A newly registered political party hopes to be a left-wing alternative for South Australian voters in the upcoming state election following the launch of the South Australian branch of right-wing organisation Turning Point Australia.

SA Socialists was officially registered yesterday after the group, associated with the successful Victorian Socialists party, secured the 200 members required to become an official political party under the Electoral Act.
The party hopes to offer voters a left-wing alternative to the mainstream political parties in South Australia, and was planning on fielding candidates at the 2026 state election.
Its launch followed the recent formation of a South Australian branch of right-wing organisation Turning Point Australia, affiliated with assassinated activist Charlie Kirk’s Turning Point USA.
Conservative social media commentator George-Alexander Mamalis was announced as the group’s new state coordinator.
While former One Nation legislative councillor Sarah Game has announced two new candidates for her new political party, Sarah Game Fair Go For Australians.
Accredited video game and film certifier Angela Rojas will stand for number two on the Upper House ticket for Fair Go, behind City of Adelaide councillor Henry Davis, while Jake Hall-Evans will contest the seat of Colton in Adelaide’s western suburbs.
Victoria Socialists was a “successful case of how you can bring socialists politics to modern Australia”, SA Socialists interim secretary Tom Gilchrist told InDaily.
The Victorian counterpart, led by social media figure Jordan van den Lamb (aka Purple Pingers), in May announced it would expand nationwide.

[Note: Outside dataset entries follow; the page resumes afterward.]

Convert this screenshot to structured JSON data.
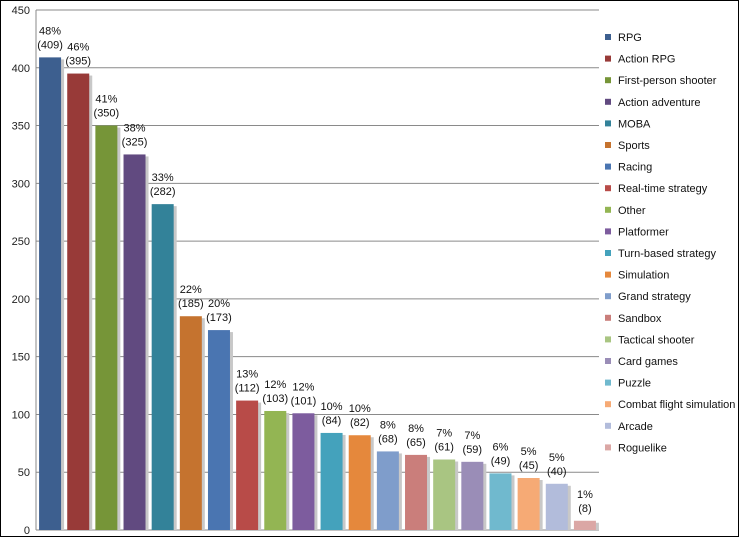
{
  "chart_data": {
    "type": "bar",
    "title": "",
    "xlabel": "",
    "ylabel": "",
    "ylim": [
      0,
      450
    ],
    "yticks": [
      "0",
      "50",
      "100",
      "150",
      "200",
      "250",
      "300",
      "350",
      "400",
      "450"
    ],
    "grid": true,
    "legend_position": "right",
    "categories": [
      "RPG",
      "Action RPG",
      "First-person shooter",
      "Action adventure",
      "MOBA",
      "Sports",
      "Racing",
      "Real-time strategy",
      "Other",
      "Platformer",
      "Turn-based strategy",
      "Simulation",
      "Grand strategy",
      "Sandbox",
      "Tactical shooter",
      "Card games",
      "Puzzle",
      "Combat flight simulation",
      "Arcade",
      "Roguelike"
    ],
    "values": [
      409,
      395,
      350,
      325,
      282,
      185,
      173,
      112,
      103,
      101,
      84,
      82,
      68,
      65,
      61,
      59,
      49,
      45,
      40,
      8
    ],
    "percent_labels": [
      "48%",
      "46%",
      "41%",
      "38%",
      "33%",
      "22%",
      "20%",
      "13%",
      "12%",
      "12%",
      "10%",
      "10%",
      "8%",
      "8%",
      "7%",
      "7%",
      "6%",
      "5%",
      "5%",
      "1%"
    ],
    "count_labels": [
      "(409)",
      "(395)",
      "(350)",
      "(325)",
      "(282)",
      "(185)",
      "(173)",
      "(112)",
      "(103)",
      "(101)",
      "(84)",
      "(82)",
      "(68)",
      "(65)",
      "(61)",
      "(59)",
      "(49)",
      "(45)",
      "(40)",
      "(8)"
    ],
    "colors": [
      "#3d5f8f",
      "#983a38",
      "#769538",
      "#614a80",
      "#338299",
      "#c5732f",
      "#4a75b1",
      "#b84b48",
      "#93b553",
      "#7d5c9e",
      "#44a2bc",
      "#e5883c",
      "#7f9dcb",
      "#ca7e7b",
      "#a9c582",
      "#9a8db7",
      "#70b9ce",
      "#f6aa75",
      "#b2bcdb",
      "#dba7a5"
    ]
  }
}
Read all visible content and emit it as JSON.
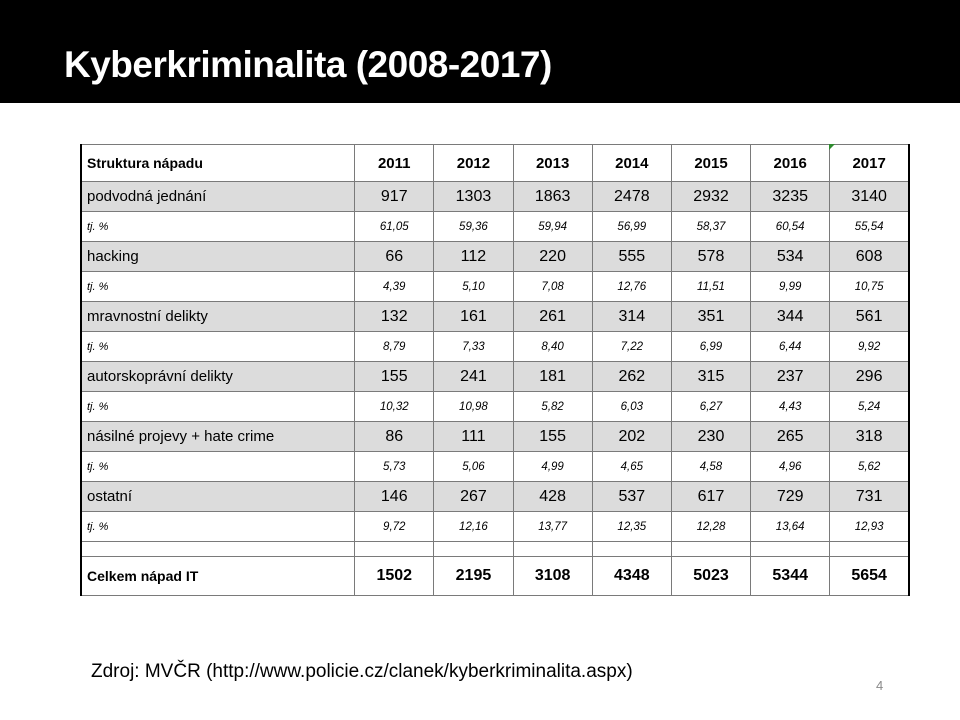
{
  "slide": {
    "title": "Kyberkriminalita (2008-2017)",
    "source": "Zdroj: MVČR (http://www.policie.cz/clanek/kyberkriminalita.aspx)",
    "page_number": "4"
  },
  "table": {
    "header_label": "Struktura nápadu",
    "years": [
      "2011",
      "2012",
      "2013",
      "2014",
      "2015",
      "2016",
      "2017"
    ],
    "rows": [
      {
        "label": "podvodná jednání",
        "values": [
          "917",
          "1303",
          "1863",
          "2478",
          "2932",
          "3235",
          "3140"
        ],
        "pct_label": "tj. %",
        "pct": [
          "61,05",
          "59,36",
          "59,94",
          "56,99",
          "58,37",
          "60,54",
          "55,54"
        ]
      },
      {
        "label": "hacking",
        "values": [
          "66",
          "112",
          "220",
          "555",
          "578",
          "534",
          "608"
        ],
        "pct_label": "tj. %",
        "pct": [
          "4,39",
          "5,10",
          "7,08",
          "12,76",
          "11,51",
          "9,99",
          "10,75"
        ]
      },
      {
        "label": "mravnostní delikty",
        "values": [
          "132",
          "161",
          "261",
          "314",
          "351",
          "344",
          "561"
        ],
        "pct_label": "tj. %",
        "pct": [
          "8,79",
          "7,33",
          "8,40",
          "7,22",
          "6,99",
          "6,44",
          "9,92"
        ]
      },
      {
        "label": "autorskoprávní delikty",
        "values": [
          "155",
          "241",
          "181",
          "262",
          "315",
          "237",
          "296"
        ],
        "pct_label": "tj. %",
        "pct": [
          "10,32",
          "10,98",
          "5,82",
          "6,03",
          "6,27",
          "4,43",
          "5,24"
        ]
      },
      {
        "label": "násilné projevy + hate crime",
        "values": [
          "86",
          "111",
          "155",
          "202",
          "230",
          "265",
          "318"
        ],
        "pct_label": "tj. %",
        "pct": [
          "5,73",
          "5,06",
          "4,99",
          "4,65",
          "4,58",
          "4,96",
          "5,62"
        ]
      },
      {
        "label": "ostatní",
        "values": [
          "146",
          "267",
          "428",
          "537",
          "617",
          "729",
          "731"
        ],
        "pct_label": "tj. %",
        "pct": [
          "9,72",
          "12,16",
          "13,77",
          "12,35",
          "12,28",
          "13,64",
          "12,93"
        ]
      }
    ],
    "total_label": "Celkem nápad IT",
    "totals": [
      "1502",
      "2195",
      "3108",
      "4348",
      "5023",
      "5344",
      "5654"
    ]
  }
}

While Victorian Socialists did not land an upper or lower house seat at the 2025 Federal Election, it recorded double-digit first-preference votes in certain seats across the state.
SA Socialists hoped to build on this momentum, Gilchrist said.

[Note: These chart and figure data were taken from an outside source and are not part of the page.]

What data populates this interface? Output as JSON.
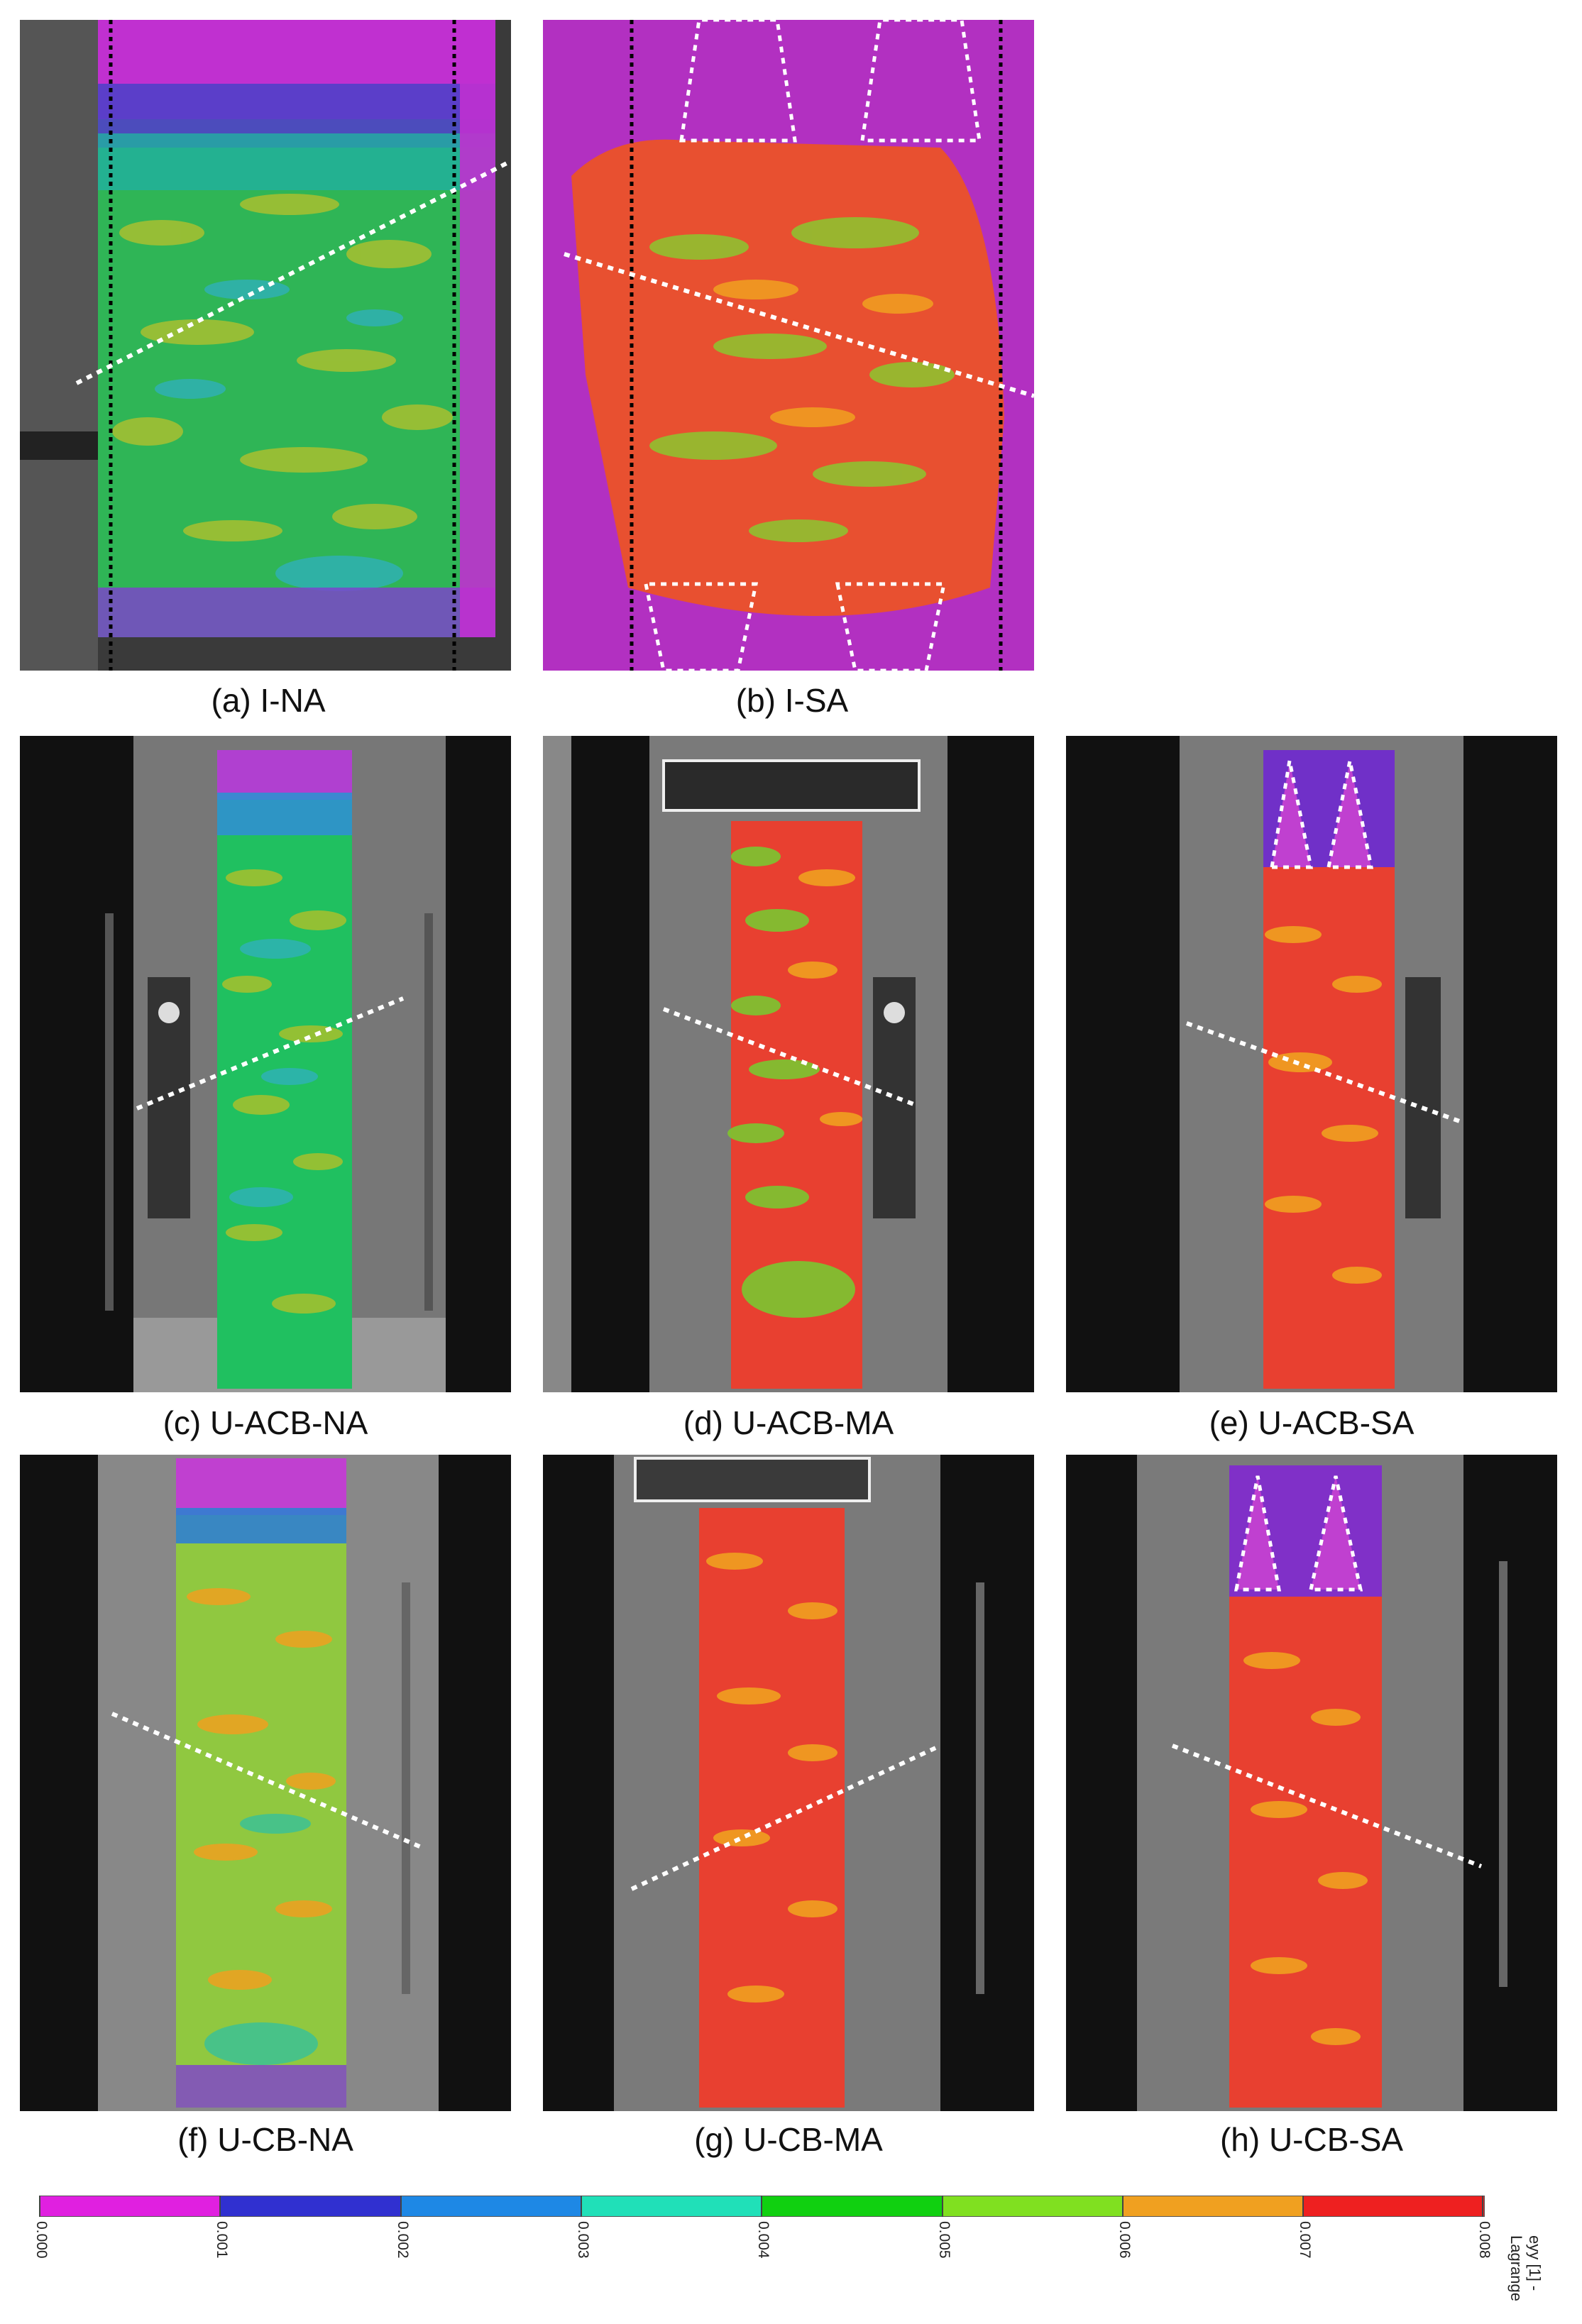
{
  "captions": {
    "a": "(a) I-NA",
    "b": "(b) I-SA",
    "c": "(c) U-ACB-NA",
    "d": "(d) U-ACB-MA",
    "e": "(e) U-ACB-SA",
    "f": "(f) U-CB-NA",
    "g": "(g) U-CB-MA",
    "h": "(h) U-CB-SA"
  },
  "colorbar": {
    "ticks": [
      "0.000",
      "0.001",
      "0.002",
      "0.003",
      "0.004",
      "0.005",
      "0.006",
      "0.007",
      "0.008"
    ],
    "colors": [
      "#e020e0",
      "#3030d0",
      "#1e88e5",
      "#20e0b8",
      "#10d010",
      "#80e020",
      "#f0a020",
      "#ee2020"
    ],
    "label_line1": "eyy [1] -",
    "label_line2": "Lagrange"
  }
}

The SA party would host a founding conference in November where the official constitution would be voted on and candidates would be selected to run at the state election.
The party would target “long-time, really safe Labor seats” – working-class seats that Gilchrist said the Labor party “really take for granted”.
SA Labor is set to hold its State Convention this weekend, and it is unclear whether any major candidate announcements will come out of it.
Gilchrist said Labor was “more concerned with actually trying to win over the marginal seats from the Liberals than actually addressing the problems that exist in those areas”.
“There should be a socialist option for people who feel disenfranchised and left behind by Labor and actually want to vote for a party to the left that expresses that the problems are with the pro-business politics of Labor,” he said.
Gilchrist said the party was “overwhelmed” with the initial response to the formation of SA Socialists.
“We had hundreds of people join in just the first few days of that launch back in May,” he said.
“From there, it’s been a process of turning that into something real. Organising events, forums, rallies and supporting strikes and actions from workers.”
He said the party would focus on issues around wealth inequality, instead of the “pro-capitalist, pro-business politics of the major parties”.
“I think particularly in South Australia the Labor Party… seems more concerned about Trump supporting AUKUS or expanding law and order, whereas we think the problems people are actually facing is the housing crisis, the health crisis and we should be taxing big business to solve those problems,” he said.

The launch followed news that Opposition leader Vincent Tarzia would lose his seat if the election were held today, with the SA Liberals facing a wipeout in all its metropolitan seats according to new DemosAU/Ace Strategies Poll data.
Gilchrist was concerned that the weakness of the state Liberal Party “just strengthens the position of what is actually a pretty conservative a pro-business Labor government”.
He said SA Socialists would agree with the SA Greens “on a bunch of things” but “they’re also not a socialist party”.
“There’s members of the Greens who might be more socialist, but there’s also members of the Greens that support green capitalism,” he said.
Gilchrist said the Party’s main message was that “the problems in this country are that we just have politics which is done for and by the rich”.

Gilchrist said the growing prominence of right-wing groups in South Australia was “obviously very concerning”.
“The establishment of a local Turning Point group and the rise in the polls of One Nation I think does show the importance now of a left-wing project like SA Socialists,” he said.
“We’ve got people blaming the housing crisis on immigrants, and I think it’s something the major parties have not been able to stand up to properly because they don’t want to have a serious fight with the right over immigration.
“I think there’s an importance for a left party that can put forward radical anti-capitalist solutions to these problems.”